Em seu discurso, Cacá bateu firme:

"Temos sofrido um vendaval de paixões polarizadas e histéricas. Há um desejo latente de valorizar a vulgaridade e o homem dito “normal”, aquele que só reproduz os piores valores de nossa ignorância, sem sonhos nem fantasias, num horizonte sombrio e sem surpresas. A criação, hoje, corre o risco de se tornar prisioneira dessa consagração da platitude, onde o único valor reconhecido e respeitado é o da morte elevada a uma desimportância consagradora”.   

Mais trechos:

“Este é o momento mais paradoxal da história do cinema no país — diz o diretor de clássicos como “Cinco vezes favela”, “Chuvas de verão” e “Bye bye Brasil”. — Ao mesmo tempo em que ele vive sua melhor fase, com uma diversidade enorme, produzindo 160 filmes por ano, com uma garotada começando a fazer filmes no exterior, outros fazendo sucesso no próprio país, está ameaçado de acabar. A estrutura formada para criar o cinema está desmoronando. Porque hoje você não sabe direito quais são as condições para se fazer cinema no Brasil.” (...)

(...) Não é o governo que participa do cinema, é o Estado — afirma. — E governo que for contrariar isso não é democrático, não presta. Temos que impedir que esse macartismo se desenvolva, impossibilitando que o cinema seja o que tenha que ser.(...)

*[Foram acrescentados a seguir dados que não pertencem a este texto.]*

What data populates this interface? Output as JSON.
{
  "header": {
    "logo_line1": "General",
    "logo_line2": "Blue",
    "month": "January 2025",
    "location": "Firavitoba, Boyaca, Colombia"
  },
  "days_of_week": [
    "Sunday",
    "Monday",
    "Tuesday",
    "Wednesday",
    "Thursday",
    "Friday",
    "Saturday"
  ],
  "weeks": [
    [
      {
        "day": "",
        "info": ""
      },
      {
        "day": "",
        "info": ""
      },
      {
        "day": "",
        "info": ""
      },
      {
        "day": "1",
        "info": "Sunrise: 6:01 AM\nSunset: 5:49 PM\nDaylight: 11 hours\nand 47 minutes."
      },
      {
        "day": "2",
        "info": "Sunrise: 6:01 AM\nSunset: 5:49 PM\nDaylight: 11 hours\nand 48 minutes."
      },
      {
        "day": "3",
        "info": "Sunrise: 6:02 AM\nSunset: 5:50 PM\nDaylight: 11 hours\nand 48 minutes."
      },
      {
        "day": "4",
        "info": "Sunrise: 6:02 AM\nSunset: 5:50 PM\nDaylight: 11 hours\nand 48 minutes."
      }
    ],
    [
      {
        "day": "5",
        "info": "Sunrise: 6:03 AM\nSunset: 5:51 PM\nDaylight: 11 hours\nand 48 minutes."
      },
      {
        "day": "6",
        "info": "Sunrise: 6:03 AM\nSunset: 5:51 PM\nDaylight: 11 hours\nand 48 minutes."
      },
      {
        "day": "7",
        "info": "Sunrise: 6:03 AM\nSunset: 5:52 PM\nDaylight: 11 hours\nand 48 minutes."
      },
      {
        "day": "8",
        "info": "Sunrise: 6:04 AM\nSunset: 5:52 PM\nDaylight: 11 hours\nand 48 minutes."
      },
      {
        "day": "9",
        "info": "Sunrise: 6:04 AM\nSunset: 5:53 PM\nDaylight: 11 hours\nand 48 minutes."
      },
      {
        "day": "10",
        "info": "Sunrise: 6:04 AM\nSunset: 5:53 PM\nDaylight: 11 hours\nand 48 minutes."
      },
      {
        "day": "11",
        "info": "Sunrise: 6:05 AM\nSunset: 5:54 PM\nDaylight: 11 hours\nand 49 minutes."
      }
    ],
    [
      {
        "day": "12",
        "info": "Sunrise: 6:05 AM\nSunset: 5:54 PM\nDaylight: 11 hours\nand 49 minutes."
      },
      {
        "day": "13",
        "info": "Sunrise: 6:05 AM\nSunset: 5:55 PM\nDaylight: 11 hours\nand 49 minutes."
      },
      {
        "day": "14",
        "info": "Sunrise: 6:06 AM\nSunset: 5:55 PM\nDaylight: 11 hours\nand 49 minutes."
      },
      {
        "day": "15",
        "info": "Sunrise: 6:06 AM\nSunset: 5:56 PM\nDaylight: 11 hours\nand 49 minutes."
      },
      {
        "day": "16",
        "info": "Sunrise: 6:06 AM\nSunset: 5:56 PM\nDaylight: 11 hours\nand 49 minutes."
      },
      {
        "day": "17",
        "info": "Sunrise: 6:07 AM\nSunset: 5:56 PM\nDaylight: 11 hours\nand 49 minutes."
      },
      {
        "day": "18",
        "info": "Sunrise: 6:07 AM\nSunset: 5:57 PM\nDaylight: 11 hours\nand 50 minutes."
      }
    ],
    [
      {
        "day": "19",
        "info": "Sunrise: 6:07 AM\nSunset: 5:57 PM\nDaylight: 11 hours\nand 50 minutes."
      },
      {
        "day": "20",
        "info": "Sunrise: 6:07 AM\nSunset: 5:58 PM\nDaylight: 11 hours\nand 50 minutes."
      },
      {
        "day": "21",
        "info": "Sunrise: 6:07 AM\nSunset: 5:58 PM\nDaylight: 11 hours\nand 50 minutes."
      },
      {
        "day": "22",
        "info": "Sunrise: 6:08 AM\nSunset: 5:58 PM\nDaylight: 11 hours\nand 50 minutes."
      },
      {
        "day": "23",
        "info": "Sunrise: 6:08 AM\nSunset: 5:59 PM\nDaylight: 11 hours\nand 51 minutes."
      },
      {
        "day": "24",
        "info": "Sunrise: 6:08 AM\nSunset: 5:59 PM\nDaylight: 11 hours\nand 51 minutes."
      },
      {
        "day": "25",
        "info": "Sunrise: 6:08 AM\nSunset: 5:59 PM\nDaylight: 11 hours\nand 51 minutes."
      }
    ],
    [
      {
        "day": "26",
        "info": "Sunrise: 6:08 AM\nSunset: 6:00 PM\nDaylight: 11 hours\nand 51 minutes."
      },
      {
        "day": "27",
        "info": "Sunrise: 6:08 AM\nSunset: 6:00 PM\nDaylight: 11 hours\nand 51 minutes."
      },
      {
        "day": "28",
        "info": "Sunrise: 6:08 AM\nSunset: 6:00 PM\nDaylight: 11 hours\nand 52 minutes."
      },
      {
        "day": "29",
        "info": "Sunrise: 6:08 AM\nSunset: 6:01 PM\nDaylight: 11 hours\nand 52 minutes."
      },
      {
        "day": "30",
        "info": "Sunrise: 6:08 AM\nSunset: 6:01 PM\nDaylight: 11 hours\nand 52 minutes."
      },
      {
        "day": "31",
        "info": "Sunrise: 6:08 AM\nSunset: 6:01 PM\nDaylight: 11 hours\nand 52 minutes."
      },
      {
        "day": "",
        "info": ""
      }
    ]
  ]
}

(...) A eleição do cineasta, em agosto do ano passado, foi uma das mais comentadas da história recente da casa. Grupos de fora da academia cobraram mais diversidade racial e de gênero, fazendo campanha para a escritora negra Conceição Evaristo, uma das concorrentes à vaga. Questionado, Cacá diz que vê com bons olhos uma ABL mais diversa, mas pondera que se trata de uma instituição privada, com “o direito de escolher quem quiser”.

— Não é porque a pessoa é negra que automaticamente tem que ser eleita. Conceição é uma grande escritora, merece ser eleita, se amanhã se candidatar talvez vote nela, mas ninguém tem o direito absoluto de ser eleito porque é negro. (...)

Cacá Diegues busca recursos para filmar “A Dama”, com Betty Faria no elenco. O cineasta dedica-se também a retrabalhar o roteiro de “O último imperador”, que Nelson Pereira dos Santos lhe deixou de herança. O longa é sobre a deposição de Dom Pedro II.

Outro projeto é a continuação da sua comédia “Deus é brasileiro” (2003). Mais de 15 anos depois, o personagem (novamente vivido por Antonio Fagundes) chega ao Brasil e acha tudo a maior esculhambação. Mas, como diz o título, “Deus ainda é brasileiro”.